Rev. C.J. Hawking, a pastor at Euclid Avenue United Methodist Church and executive director of Arise Chicago, which has advocated for the raise and sick pay, had planned a meeting last Friday at the church in an effort to persuade the board to stick with the wage hike.
Hawking said it was disappointing that the item was placed on the agenda without an opportunity for discussion with trustees or the mayor. The lack of an official forum “takes away from the democratic process,” she said.
She also reminded trustees that 86 percent of Oak Park voters approved a minimum-wage increase in a 2014 nonbinding ballot measure and 87 percent approved a ballot measure in 2016 on the issue of paid sick leave for minimum-wage employees.
“If any politician got 87 percent of the vote, they would call it a landslide,” she told Wednesday Journal. “The voters have spoken.”
Hawking also said many of the wage-hike proponents believe that trustees with businesses possibly affected by the ordinance, such as Andrews, should recuse themselves from voting because of the conflict of interest it posed.
“Workers should not have to live at poverty wages in order to make a business thrive,” she added. “Employers can’t have a business plan based on exploitation of its workers.”
The pressure on Facebook and elsewhere was enough to make Andrews withdraw the motion to consider opting out. It was announced on Friday afternoon, again via Andrews’ Facebook page, among others, that the item was pulled from the agenda at Andrews’ request.
Andrews said on Friday that he originally requested to have the item placed on the agenda to give business owners the opportunity to discuss the issue.
“I don’t believe there would be a single vote [on the board] to opt out, but it doesn’t negate the inherent issues with the law and how it would affect local businesses,” he said.
Andrews said he felt the public “misconstrued our wanting to discuss it as wanting to opt out and that wasn’t the case.”
He said he discussed the issue with various business owners over the last few weeks, noting, “I didn’t meet a single business owner that was against higher wages for their employees.”
Their concern, he noted, was about high sales taxes, increasing property taxes, and the so-called sugary drink tax that is being imposed by the county.
“It’s an issue about overall taxation,” he noted.
Moroney said he likely would have not voted to opt out of the county wage hike, but the topic nonetheless merited discussion.

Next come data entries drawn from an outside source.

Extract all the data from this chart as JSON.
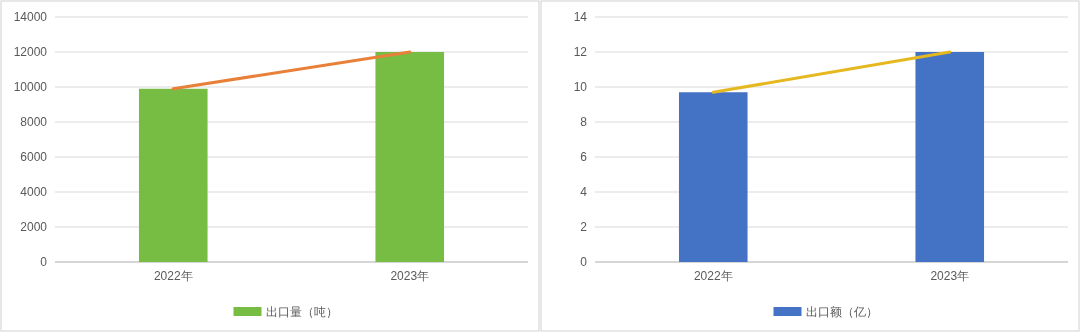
{
  "chart_data": [
    {
      "type": "bar",
      "categories": [
        "2022年",
        "2023年"
      ],
      "ylim": [
        0,
        14000
      ],
      "yticks": [
        0,
        2000,
        4000,
        6000,
        8000,
        10000,
        12000,
        14000
      ],
      "grid": "y",
      "legend": "bottom",
      "series": [
        {
          "name": "出口量（吨）",
          "color": "#77bc43",
          "values": [
            9900,
            12000
          ]
        },
        {
          "type": "line",
          "color": "#e8803a",
          "values": [
            9900,
            12000
          ]
        }
      ]
    },
    {
      "type": "bar",
      "categories": [
        "2022年",
        "2023年"
      ],
      "ylim": [
        0,
        14
      ],
      "yticks": [
        0,
        2,
        4,
        6,
        8,
        10,
        12,
        14
      ],
      "grid": "y",
      "legend": "bottom",
      "series": [
        {
          "name": "出口额（亿）",
          "color": "#4472c4",
          "values": [
            9.7,
            12
          ]
        },
        {
          "type": "line",
          "color": "#e6b820",
          "values": [
            9.7,
            12
          ]
        }
      ]
    }
  ]
}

The Oak Park Chamber’s Cathy Yen, he said, sent a letter to board members earlier in June requesting that the issue be placed on the agenda because a survey showed 70 percent of Oak Park business owners who will be affected by the legislation opposed the wage increase.
Oak Park Trustee Bob Tucker said the item never should have been placed on the agenda in the first place.
“Honestly, I think the outpouring of comments from Oak Parkers to the village board made them reconsider whether or not they should move forward with this,” Tucker said in a telephone interview. “I think the community spoke loud and clear on this, and it’s a big win for Oak Park and Oak Park values.”
Tucker said hundreds of emails were sent to the board calling on elected officials to stick with the wage hike.
“I was thrilled to see that reaction because I never wanted it on the agenda to begin with,” he said.
Moroney, however, believes some businesses in Oak Park will have to lay off some workers or close their doors entirely once the wage hike takes effect.
“I was fine if it was kept on [the agenda],” he said, although “I think it would have been a little bit of a circus [that] I wasn’t looking forward to.”
Trustee Simone Boutet also had requested the item be placed on the agenda for discussion, she said in a telephone interview, but only to find out more about the county ordinance and what effect it would have on businesses in Oak Park.
Boutet said she and others on the board were unaware of the issue until a story was published on the topic in Wednesday Journal.
Although it was placed on the agenda for discussion, Boutet said, “I don’t think the intent was ever to opt out.”